Tuesday, 19 March 2019
Your baby is finally heading for college. But they shouldn't be a baby any more — especially when it comes to financial responsibility.
Unfortunately, most college freshmen aren't equipped to make sound financial decisions. The National Financial Capability Study found that 89 percent of college freshmen surveyed scored a "C" or lower on a test of basic money skills, including the importance of a credit score, what "net pay" really means, and typical paycheck deductions.
That's the bad news. The good news is that it's never too late to learn basic money skills. Before moving your student into their new dorm room, make sure they're equipped with these essential financial management tips:
Help your student outline how much they'll need for monthly expenses: housing, utilities, food, transportation, insurance and entertainment. Create another budget for less frequent expenses, like textbooks and traveling home for the holidays.

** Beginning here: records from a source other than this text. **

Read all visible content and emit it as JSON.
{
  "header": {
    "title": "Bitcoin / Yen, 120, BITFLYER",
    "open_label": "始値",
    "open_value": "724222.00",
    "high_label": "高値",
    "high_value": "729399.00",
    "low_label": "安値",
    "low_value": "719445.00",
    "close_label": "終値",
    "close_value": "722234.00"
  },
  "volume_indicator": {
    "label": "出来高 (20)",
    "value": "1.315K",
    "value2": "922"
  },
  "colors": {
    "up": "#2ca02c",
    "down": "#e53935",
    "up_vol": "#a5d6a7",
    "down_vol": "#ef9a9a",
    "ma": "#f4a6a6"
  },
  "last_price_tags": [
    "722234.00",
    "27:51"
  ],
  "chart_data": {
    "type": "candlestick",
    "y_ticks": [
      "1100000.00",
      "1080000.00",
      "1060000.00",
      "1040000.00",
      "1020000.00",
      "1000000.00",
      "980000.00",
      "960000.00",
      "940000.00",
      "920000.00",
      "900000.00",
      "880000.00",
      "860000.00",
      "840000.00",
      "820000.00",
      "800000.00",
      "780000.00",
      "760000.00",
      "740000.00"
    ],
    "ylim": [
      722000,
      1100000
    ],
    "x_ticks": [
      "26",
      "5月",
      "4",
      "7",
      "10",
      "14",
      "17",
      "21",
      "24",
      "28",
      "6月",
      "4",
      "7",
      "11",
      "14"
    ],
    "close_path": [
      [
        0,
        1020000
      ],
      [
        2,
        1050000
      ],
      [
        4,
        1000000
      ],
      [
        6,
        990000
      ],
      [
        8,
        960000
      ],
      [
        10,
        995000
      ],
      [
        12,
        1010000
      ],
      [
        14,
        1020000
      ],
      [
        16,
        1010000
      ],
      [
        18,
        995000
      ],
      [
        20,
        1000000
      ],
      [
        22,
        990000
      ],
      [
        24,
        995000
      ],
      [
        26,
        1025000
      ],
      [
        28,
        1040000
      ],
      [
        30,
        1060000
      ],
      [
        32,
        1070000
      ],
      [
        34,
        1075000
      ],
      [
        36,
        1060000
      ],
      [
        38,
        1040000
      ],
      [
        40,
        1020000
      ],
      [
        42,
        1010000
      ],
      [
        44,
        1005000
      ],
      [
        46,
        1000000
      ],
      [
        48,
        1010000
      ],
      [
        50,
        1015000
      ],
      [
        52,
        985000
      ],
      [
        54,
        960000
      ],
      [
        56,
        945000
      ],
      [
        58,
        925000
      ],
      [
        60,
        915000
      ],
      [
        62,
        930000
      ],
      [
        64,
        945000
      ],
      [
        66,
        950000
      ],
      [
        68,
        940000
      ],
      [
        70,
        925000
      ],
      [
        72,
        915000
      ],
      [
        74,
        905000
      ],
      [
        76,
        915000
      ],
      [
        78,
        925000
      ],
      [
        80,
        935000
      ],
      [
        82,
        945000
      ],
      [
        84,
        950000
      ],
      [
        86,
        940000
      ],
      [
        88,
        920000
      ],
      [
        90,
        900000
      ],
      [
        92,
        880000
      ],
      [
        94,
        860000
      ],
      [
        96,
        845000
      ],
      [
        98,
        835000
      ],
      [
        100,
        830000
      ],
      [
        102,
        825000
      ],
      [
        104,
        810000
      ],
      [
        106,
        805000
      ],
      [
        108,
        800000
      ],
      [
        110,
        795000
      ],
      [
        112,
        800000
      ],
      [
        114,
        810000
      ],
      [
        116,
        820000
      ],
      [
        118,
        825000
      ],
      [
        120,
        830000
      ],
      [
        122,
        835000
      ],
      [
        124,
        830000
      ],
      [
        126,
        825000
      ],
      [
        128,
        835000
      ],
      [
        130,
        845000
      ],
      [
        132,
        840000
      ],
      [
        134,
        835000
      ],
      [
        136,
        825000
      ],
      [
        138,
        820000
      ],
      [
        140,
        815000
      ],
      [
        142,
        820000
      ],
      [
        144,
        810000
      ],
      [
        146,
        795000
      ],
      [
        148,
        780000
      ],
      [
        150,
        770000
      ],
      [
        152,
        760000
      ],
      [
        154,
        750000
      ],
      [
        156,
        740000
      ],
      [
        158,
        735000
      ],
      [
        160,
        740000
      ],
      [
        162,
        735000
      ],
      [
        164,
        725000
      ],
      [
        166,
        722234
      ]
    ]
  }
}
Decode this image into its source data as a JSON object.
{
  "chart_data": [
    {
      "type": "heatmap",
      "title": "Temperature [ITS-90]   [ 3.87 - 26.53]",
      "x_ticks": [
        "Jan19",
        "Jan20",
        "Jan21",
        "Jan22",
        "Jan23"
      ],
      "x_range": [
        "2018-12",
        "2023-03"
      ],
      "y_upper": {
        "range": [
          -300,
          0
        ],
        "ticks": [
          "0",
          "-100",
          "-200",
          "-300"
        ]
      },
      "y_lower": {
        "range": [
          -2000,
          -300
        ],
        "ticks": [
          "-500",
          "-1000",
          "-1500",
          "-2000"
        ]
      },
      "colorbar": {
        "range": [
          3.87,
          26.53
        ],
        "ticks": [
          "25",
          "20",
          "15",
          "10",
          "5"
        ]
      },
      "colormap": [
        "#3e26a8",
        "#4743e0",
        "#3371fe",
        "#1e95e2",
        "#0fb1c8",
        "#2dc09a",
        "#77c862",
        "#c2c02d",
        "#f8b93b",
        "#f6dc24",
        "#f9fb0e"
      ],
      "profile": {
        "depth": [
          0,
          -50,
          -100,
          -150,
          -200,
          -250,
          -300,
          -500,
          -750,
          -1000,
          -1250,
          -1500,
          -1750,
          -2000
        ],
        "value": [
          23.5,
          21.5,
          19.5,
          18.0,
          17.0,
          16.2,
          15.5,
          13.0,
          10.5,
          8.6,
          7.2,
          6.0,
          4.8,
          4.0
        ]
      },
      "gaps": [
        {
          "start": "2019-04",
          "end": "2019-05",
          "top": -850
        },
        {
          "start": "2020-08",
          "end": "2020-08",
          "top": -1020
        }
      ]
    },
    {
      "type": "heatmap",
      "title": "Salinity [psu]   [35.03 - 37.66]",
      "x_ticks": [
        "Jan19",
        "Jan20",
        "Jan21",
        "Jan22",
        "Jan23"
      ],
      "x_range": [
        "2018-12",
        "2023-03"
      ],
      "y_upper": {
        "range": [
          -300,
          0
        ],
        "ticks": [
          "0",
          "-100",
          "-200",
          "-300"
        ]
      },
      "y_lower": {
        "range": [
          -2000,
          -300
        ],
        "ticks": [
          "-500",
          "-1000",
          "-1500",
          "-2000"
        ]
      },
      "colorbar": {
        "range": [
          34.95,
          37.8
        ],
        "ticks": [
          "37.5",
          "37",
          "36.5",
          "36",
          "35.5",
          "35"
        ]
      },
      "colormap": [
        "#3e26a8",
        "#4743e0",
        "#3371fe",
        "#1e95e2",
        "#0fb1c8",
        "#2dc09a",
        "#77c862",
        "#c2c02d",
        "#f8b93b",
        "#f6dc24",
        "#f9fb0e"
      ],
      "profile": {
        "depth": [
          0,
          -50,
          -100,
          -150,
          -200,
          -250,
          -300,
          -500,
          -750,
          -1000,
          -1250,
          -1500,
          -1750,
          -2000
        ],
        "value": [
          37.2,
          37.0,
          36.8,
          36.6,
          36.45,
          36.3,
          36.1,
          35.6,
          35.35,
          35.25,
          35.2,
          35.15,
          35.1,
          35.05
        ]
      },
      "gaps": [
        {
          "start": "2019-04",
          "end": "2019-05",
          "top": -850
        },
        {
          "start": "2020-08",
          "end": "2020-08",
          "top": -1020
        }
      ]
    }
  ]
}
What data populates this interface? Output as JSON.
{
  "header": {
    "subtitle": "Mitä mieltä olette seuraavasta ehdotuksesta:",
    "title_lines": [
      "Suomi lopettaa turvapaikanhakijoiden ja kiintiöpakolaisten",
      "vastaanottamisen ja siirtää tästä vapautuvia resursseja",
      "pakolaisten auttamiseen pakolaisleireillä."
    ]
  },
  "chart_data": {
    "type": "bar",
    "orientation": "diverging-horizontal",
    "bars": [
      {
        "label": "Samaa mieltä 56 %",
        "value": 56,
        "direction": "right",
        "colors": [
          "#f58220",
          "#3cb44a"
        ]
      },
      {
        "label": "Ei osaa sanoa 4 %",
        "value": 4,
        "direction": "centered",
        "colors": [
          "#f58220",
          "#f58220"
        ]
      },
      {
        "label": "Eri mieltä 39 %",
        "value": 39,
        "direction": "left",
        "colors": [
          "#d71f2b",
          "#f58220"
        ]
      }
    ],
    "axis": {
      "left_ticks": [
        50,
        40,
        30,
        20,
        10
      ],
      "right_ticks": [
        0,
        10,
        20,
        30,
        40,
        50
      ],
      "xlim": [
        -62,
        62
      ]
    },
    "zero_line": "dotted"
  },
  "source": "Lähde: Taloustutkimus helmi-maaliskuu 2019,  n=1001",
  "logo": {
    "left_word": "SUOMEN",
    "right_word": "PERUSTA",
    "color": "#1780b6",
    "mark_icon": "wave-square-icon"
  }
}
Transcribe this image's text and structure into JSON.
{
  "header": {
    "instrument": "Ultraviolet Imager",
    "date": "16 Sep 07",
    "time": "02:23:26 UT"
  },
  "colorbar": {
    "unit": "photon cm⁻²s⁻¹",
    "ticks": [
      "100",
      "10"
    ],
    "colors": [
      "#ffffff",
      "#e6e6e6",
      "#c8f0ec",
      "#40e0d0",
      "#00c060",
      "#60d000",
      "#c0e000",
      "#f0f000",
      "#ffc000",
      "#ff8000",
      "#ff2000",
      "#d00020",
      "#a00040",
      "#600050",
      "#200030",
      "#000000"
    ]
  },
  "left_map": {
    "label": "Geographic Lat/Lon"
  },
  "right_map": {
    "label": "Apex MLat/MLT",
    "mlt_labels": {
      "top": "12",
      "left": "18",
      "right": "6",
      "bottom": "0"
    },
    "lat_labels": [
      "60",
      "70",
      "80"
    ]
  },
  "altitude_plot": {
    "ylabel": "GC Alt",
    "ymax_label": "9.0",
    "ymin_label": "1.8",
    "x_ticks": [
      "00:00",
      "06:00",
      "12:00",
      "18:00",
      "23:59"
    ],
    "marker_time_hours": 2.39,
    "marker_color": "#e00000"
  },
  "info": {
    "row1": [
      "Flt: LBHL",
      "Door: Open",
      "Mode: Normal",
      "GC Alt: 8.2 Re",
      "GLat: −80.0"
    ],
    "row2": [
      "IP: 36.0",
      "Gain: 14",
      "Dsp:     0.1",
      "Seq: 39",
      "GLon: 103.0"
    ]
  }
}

Your student may have had a seasonal job before, but going to college is a good time to reiterate how we pay taxes.
A full 70 percent of Americans aged 18 to 29 have no retirement savings, according to this Bankrate survey, and 30 percent of all Americans have nothing socked away for old age. Retirement may not be a priority now, but it's critical that young people understand the perils of living without a financial cushion.
College students who graduated in 2013 averaged nearly $30,000 in student loans in 2013. Whether choosing a savings account or financing a university degree, students must understand the so-called "miracle of compound interest."
College is a good time to begin establishing a credit history. Explain to your student the importance of a high credit score: it helps get favorable interest rates on loans for a home, car or business, getting their own phone plan, and even applying for a job.